Heidegger calls this fundamental ontology and it effectively means that any ontology must start from the reference point of “being-in” a world (Heidegger 1996[1927]: 49-59). This gives a lot of latitude to ontology because, as Heidegger concludes further, the history of philosophy is constantly guilty of reducing reality to some one form of presence, what some call an “ontotheology” in which one privileged entity serves as explanation for all others: like forms, God, monads, res cogitans, power, subjectivity, deep structures as examples. To single out one entity as the explanation of all others amounts to treating one entity as an incarnation of all being, which it cannot be because entities are only encountered in our practice, as something “that we [have] to take account of in our everyday coping” (Dreyfus and Taylor 2015: 144). For Heidegger, we must not predefine a relevant ontology and omit any appreciation for how reality is hidden and withdrawn and never fully manifest to our view, though we rely upon it in our action.

Bourdieu (1996 especially) is one who can best grasp the transition of Husserl to Heidegger as a move toward ontology because he makes no specific ontological commitments a priori while still making ontological claims nonetheless. He does not, however, subscribe to a metaphysics of presence, with the notable exception of embodied agency (recapitulating the same move from Mauss to Merleau-Ponty). A field, then, is a device of “methodological structuralism” (Lizardo 2010) that allows an analyst to recover ontology through its association to action, in a way that parallels subpersonal self-organizing in action ontology and “being-in” in fundamental ontology. By focusing on agents’ lines of action, the construction of a field is the analysts’ practical activity that brings to light the landscape of real things whose otherwise hidden labors enable the action in question. Field theorists in sociology draw attention to bundles of relations as the hidden and withdrawn reality relied upon for action (Martin 2011).  

The difference between this claim and Metzinger and Gallese’s action ontology is that the “dynamic, complex, self-organizing” system that morphogenetically appears in a field does not have to assume the phenomenal properties of selves with goals who act intentionally in a world, even if that intentionality-relation is folk theory. Rather, action ontology (and “being-in”) means that being is only in a world, meaning that it is integrated and interindividual, and its emergent forms vary as much as the world varies. Field theory is powerful tool for capturing that variance by making social ontology matter without, however, committing to an ontologizing project.

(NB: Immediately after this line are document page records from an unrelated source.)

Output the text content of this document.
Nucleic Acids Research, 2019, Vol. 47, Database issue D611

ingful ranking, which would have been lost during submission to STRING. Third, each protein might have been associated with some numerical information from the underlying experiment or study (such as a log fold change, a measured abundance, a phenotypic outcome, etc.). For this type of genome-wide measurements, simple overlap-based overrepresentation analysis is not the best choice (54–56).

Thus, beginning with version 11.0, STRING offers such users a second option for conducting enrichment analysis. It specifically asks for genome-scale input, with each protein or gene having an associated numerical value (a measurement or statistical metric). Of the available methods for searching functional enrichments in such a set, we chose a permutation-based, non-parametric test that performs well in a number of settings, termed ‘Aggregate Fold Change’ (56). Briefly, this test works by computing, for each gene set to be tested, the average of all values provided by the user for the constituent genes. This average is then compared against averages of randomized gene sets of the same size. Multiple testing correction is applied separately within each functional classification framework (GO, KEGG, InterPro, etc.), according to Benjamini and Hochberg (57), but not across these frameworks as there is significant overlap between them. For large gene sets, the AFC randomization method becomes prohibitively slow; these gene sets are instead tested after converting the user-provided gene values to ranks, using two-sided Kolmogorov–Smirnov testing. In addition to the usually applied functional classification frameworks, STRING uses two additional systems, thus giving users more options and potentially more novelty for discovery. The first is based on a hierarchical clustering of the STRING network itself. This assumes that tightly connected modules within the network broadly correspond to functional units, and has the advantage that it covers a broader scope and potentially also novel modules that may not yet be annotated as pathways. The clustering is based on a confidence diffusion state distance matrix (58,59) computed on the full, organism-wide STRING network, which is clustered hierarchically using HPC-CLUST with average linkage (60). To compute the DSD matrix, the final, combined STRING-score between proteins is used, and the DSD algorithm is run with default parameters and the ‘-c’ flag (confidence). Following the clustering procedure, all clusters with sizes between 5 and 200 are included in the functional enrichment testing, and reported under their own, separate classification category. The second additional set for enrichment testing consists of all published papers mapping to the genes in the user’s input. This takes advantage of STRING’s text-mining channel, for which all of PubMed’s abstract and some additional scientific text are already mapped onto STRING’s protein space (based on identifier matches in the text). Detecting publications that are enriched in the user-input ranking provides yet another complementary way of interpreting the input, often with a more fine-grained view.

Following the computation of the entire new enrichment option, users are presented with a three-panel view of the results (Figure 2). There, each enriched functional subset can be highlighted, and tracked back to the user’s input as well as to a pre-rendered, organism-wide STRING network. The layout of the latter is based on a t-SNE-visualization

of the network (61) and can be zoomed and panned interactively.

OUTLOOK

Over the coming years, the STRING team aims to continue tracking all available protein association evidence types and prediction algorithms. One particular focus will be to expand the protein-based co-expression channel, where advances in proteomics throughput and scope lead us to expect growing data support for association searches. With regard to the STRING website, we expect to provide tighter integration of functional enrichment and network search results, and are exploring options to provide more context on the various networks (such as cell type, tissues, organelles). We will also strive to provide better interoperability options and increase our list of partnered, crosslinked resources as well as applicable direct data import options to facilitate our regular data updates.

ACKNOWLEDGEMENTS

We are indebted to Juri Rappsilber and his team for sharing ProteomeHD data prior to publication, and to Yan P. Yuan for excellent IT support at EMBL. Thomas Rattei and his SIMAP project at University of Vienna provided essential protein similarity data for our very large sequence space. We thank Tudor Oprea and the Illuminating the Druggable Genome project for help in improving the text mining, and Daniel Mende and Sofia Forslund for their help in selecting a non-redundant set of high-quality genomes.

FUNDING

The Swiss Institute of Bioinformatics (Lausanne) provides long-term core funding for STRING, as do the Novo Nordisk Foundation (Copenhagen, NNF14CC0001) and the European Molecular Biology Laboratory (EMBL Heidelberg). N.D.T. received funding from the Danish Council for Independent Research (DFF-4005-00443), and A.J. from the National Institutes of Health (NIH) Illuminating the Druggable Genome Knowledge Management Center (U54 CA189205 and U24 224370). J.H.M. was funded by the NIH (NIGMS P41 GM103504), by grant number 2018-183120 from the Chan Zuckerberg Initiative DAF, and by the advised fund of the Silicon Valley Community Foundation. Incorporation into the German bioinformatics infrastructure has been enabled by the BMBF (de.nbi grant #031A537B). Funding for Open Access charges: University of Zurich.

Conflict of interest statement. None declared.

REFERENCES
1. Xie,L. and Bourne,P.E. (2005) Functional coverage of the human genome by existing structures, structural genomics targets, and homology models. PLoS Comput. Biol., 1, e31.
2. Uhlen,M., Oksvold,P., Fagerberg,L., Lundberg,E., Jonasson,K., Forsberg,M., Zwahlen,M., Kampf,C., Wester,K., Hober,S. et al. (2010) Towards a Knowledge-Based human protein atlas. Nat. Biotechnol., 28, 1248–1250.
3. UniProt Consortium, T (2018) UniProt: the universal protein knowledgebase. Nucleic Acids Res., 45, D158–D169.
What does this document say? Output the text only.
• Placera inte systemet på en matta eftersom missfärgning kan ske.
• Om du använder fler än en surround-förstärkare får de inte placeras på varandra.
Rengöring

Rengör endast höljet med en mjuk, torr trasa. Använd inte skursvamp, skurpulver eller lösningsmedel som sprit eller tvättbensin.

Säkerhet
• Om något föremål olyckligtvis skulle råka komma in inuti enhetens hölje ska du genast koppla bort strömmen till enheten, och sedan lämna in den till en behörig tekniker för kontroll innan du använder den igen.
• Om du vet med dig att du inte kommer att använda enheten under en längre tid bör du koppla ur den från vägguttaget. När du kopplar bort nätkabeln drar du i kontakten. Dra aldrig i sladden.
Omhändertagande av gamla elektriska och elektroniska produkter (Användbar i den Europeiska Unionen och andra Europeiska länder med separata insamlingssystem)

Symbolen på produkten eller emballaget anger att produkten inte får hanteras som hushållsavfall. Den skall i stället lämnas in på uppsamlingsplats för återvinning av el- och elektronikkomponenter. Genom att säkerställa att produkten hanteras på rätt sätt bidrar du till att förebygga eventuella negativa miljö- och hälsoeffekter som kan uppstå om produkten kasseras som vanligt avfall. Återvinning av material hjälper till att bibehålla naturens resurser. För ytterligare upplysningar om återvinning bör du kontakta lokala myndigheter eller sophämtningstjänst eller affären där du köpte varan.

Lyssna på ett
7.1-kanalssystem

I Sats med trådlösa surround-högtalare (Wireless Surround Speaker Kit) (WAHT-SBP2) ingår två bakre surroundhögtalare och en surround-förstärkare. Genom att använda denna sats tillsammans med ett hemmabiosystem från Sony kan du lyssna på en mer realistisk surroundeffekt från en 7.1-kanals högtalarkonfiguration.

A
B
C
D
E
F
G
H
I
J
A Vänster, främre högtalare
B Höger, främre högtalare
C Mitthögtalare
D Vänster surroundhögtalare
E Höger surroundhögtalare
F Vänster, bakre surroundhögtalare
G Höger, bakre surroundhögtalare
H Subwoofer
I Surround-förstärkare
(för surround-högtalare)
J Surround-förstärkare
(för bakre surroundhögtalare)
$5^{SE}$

In a follow-up post I will discuss field, apparatus and totality as different methodological structuralisms that capture the variability of worlds.

References

Bourdieu, Pierre. (1996). The Rules of Art. Stanford: Stanford UP

Dreyfus, Hubert and Charles Taylor. (2015). Retrieving Realism. Cambridge: Harvard UP.

Gallese, Vittorio and Thomas Metzinger. (2003). “Motor ontology: the representational reality of goals, actions and selves.” Philosophical Psychology 16: 355-388.

Gorski, Philip. (2013). “What is Critical Realism? Why Should You Care?” Contemporary Sociology 42: 658-670

Heidegger, Martin. (1996[1927]). Being and Time. Translated by Joan Stambaugh. Albany, NY: SUNY Press.

Lizardo, Omar. (2010). “Beyond the Antinomies of Structure: Levi-Strauss, Bourdieu, Giddens and Sewell.” Theory and Society 39: 651-688.

Martin, John Levi (2011). The Explanation of Social Action. New York: Oxford UP.

Metzinger, Thomas and Vittorio Gallese (2003). “The emergence of a shared action ontology: Building blocks for a theory.” Consciousness and Cognition 12: 549-571.

Taylor, Charles. (1995). Philosophical Arguments. Cambridge: Harvard UP

Tsilipakos, Leonidas. (2012). “The Poverty of Ontological Reasoning.” Journal for the Theory of Social Behaviour 42: 201-219.